El pedido, en este caso, era claro: una política migratoria ordenada, respetuosa con la soberanía territorial, basada en acuerdos bilaterales de reciprocidad. La entrega, sin embargo, ha sido otra cosa enteramente. Ha sido la imagen de miles de hombres jóvenes —en edad militar, en formación táctica, asistidos por fuerzas de seguridad marroquíes— asaltando sistemáticamente nuestras vallas de Ceuta y Melilla.
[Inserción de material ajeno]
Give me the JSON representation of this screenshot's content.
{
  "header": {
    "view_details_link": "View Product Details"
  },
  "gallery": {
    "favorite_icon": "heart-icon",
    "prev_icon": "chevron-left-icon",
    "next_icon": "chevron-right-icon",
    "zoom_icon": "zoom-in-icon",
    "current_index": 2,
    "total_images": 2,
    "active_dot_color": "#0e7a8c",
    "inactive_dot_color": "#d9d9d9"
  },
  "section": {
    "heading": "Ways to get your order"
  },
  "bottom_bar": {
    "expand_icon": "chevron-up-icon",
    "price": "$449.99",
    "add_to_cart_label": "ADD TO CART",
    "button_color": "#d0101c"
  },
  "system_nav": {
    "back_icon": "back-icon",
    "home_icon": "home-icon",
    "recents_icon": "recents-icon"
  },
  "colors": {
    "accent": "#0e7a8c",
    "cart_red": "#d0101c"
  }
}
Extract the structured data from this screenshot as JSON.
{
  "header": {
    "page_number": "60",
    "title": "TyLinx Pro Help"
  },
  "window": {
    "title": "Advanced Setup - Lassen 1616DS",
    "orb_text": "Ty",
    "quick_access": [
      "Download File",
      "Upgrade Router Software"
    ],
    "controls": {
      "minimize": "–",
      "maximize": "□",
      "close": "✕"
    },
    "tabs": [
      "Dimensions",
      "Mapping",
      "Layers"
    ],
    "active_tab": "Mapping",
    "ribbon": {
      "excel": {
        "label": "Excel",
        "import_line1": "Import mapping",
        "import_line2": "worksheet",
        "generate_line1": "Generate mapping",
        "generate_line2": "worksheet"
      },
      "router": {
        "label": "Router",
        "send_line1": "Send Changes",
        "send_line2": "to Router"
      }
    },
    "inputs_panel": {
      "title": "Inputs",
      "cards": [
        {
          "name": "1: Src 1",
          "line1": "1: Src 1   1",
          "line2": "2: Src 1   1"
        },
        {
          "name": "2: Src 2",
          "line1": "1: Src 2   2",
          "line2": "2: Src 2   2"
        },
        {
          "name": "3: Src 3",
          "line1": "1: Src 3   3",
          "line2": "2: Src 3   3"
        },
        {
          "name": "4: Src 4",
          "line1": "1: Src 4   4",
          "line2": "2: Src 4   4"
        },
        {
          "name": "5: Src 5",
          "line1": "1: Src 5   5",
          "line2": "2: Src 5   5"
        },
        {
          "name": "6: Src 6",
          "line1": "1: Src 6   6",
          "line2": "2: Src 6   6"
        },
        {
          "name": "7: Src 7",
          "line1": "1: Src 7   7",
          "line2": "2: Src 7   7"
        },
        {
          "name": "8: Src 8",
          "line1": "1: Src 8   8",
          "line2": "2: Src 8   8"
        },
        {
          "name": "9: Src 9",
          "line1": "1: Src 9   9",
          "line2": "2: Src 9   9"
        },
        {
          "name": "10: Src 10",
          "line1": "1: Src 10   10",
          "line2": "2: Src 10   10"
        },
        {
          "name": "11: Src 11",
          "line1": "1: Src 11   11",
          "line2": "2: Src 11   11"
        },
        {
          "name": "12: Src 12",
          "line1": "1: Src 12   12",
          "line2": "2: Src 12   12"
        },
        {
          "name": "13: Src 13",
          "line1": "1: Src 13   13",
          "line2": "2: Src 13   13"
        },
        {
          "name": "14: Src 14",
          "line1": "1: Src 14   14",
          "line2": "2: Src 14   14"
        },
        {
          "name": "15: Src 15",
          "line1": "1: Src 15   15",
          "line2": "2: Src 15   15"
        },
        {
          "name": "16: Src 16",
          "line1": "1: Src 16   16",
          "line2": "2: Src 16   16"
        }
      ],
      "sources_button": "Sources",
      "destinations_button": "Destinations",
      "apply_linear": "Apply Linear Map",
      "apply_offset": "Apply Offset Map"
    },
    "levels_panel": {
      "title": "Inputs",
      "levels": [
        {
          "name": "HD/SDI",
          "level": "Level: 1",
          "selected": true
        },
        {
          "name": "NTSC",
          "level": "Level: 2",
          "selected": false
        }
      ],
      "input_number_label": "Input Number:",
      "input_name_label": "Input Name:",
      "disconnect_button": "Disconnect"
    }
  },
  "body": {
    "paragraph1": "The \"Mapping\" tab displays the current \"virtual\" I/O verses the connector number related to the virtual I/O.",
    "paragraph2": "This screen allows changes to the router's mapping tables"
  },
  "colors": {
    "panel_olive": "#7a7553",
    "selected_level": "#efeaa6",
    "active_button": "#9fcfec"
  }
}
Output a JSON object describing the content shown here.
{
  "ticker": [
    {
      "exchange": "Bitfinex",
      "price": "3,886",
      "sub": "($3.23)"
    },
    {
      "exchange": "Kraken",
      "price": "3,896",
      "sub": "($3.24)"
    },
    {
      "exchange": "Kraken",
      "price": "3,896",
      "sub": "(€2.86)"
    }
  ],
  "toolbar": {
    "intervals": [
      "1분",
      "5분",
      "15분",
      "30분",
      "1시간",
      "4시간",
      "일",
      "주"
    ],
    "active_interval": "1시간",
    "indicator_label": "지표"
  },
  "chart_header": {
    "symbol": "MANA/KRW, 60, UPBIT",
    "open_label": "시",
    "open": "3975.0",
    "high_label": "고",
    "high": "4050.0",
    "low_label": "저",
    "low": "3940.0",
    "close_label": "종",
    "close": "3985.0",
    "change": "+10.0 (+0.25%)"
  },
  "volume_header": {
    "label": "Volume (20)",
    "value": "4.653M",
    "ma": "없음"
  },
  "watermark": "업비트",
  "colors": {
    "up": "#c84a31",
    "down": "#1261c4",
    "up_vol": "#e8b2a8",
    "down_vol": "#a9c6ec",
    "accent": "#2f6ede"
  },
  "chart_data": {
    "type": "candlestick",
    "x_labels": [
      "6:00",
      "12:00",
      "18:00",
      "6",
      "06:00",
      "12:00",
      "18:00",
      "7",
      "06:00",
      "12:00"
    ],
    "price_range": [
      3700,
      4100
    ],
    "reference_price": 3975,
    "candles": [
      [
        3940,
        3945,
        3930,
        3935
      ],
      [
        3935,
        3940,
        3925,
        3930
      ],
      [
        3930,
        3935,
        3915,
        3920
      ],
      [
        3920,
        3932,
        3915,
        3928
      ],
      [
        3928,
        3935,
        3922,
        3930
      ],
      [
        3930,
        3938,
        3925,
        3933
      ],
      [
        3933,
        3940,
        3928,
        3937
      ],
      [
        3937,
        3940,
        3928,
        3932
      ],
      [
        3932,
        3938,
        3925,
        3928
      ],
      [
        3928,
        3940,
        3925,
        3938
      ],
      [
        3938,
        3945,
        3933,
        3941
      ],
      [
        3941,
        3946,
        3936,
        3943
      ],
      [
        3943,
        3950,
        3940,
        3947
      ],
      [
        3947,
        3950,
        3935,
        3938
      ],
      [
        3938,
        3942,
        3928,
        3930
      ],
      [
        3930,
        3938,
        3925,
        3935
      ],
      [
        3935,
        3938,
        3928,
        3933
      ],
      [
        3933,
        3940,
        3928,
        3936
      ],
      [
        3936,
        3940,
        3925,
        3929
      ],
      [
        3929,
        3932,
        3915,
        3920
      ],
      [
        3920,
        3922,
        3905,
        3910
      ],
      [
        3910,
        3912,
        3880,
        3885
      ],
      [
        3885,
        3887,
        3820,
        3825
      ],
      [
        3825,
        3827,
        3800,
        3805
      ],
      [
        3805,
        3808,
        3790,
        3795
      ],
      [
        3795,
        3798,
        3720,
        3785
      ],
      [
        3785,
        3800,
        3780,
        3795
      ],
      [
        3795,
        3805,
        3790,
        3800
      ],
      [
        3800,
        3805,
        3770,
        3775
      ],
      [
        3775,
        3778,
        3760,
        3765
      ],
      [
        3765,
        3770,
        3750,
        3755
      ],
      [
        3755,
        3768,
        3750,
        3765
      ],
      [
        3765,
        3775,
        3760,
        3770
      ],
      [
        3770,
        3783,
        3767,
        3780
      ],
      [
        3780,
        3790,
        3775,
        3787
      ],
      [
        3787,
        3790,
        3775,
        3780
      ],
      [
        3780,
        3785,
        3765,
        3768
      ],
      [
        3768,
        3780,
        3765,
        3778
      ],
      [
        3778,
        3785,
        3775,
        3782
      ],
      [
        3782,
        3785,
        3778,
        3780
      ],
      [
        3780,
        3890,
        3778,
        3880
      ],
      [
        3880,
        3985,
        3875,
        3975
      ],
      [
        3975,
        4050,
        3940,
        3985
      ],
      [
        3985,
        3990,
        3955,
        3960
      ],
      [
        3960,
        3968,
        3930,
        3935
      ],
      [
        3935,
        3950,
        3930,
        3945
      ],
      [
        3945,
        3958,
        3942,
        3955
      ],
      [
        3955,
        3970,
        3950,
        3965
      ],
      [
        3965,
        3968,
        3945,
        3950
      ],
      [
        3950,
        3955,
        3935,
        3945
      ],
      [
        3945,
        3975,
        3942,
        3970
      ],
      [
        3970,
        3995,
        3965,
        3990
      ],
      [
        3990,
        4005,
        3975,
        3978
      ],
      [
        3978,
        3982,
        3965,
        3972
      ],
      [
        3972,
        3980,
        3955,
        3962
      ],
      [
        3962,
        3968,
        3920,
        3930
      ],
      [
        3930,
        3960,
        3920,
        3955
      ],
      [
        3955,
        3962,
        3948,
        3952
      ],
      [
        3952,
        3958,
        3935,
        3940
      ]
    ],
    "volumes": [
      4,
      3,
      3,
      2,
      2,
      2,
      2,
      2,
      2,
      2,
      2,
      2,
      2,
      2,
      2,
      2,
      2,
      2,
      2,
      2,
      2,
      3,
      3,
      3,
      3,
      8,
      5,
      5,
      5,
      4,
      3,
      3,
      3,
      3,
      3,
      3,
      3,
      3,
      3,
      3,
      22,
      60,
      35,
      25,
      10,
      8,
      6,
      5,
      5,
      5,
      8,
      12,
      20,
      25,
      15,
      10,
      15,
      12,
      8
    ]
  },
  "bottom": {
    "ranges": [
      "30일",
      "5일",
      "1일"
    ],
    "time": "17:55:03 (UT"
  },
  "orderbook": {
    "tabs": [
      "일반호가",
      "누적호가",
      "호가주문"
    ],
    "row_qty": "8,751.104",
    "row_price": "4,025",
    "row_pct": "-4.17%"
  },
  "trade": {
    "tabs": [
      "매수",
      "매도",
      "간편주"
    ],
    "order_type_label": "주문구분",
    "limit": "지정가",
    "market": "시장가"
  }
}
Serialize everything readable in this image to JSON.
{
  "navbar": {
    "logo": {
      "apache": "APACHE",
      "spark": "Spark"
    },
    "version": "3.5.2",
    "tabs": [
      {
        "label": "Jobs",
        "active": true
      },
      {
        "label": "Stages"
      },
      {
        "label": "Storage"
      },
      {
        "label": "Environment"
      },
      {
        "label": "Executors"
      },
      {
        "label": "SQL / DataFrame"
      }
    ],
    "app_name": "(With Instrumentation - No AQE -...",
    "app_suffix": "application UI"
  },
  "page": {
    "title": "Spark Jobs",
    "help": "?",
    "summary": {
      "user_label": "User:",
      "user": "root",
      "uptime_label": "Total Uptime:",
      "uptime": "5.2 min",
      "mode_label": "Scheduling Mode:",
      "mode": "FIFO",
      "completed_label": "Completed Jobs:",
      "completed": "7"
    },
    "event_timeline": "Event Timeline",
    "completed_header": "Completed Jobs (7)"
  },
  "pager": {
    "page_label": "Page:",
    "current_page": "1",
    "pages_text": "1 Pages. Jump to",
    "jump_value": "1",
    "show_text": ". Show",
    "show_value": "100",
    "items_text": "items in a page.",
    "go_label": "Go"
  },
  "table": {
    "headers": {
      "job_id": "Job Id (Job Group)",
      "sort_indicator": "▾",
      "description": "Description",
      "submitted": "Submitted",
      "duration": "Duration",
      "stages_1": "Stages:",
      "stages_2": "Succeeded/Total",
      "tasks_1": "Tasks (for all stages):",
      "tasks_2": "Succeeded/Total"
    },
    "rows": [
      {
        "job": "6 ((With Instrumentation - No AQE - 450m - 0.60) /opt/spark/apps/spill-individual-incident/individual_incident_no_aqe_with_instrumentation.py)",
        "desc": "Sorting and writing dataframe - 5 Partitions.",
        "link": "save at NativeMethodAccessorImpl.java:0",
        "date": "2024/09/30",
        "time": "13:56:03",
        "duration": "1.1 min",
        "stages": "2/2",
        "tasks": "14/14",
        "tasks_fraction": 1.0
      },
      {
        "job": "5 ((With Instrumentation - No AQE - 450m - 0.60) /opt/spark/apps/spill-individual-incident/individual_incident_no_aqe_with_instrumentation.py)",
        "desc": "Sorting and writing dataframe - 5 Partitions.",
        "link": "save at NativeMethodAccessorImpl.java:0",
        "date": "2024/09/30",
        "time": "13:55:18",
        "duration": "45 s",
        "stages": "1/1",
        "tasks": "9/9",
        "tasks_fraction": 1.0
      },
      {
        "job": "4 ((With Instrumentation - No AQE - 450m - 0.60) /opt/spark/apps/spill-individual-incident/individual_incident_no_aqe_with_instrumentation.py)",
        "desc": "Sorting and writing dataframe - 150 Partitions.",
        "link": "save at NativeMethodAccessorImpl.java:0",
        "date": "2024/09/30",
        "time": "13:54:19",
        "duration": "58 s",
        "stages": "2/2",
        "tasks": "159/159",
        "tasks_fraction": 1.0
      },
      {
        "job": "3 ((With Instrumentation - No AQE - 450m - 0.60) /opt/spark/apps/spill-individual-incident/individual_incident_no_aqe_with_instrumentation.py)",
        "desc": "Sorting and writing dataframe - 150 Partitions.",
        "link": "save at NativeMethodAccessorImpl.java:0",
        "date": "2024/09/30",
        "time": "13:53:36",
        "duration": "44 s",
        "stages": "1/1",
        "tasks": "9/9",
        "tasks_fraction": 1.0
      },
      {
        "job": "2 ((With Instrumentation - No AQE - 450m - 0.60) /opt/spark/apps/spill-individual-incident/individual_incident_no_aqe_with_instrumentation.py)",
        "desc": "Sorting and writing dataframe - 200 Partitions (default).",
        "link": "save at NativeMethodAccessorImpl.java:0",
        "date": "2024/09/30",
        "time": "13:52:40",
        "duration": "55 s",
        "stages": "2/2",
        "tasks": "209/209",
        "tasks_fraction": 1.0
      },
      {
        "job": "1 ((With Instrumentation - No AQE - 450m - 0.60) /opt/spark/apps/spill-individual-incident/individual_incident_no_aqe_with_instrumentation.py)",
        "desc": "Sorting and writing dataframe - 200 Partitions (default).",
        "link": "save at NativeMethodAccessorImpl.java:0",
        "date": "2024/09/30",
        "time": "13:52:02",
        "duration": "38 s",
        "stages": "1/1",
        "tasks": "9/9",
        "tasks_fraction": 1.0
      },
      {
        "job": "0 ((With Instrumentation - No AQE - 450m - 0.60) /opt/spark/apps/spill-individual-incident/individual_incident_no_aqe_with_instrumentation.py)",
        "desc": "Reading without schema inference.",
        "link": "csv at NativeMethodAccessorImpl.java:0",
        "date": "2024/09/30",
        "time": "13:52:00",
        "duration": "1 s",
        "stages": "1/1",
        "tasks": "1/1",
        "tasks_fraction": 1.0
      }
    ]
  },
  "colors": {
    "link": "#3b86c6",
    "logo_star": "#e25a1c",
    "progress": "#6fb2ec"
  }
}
Ha sido la constatación de que Marruecos organiza, facilita y ejecuta operaciones de presión demográfica contra España como herramienta de política exterior.
Y ha sido, sobre todo, la evidencia de que nuestros gobernantes no solo toleran esta agresión, sino que la celebran, la premian, la llaman «cooperación» mientras el territorio nacional se ve invadido por vías paralelas.
La diferencia entre lo prometido y lo recibido no podría ser más abismal. Pero aquí reside el verdadero escándalo: no es que Marruecos nos haya engañado. Es que nosotros sabíamos perfectamente qué estábamos comprando. Sabíamos que el régimen alauita utiliza la emigración como arma. Sabíamos que cada «crisis» fronteriza coincide con alguna demanda diplomática de Rabat. Sabíamos que el Sáhara, la pesca ilegal, el contrabando de drogas, son monedas de cambio en una partida donde España siempre pierde. Y, a pesar de saberlo, hemos seguido haciendo clic en «comprar ahora», convencidos de que esta vez sí llegaría el producto de calidad.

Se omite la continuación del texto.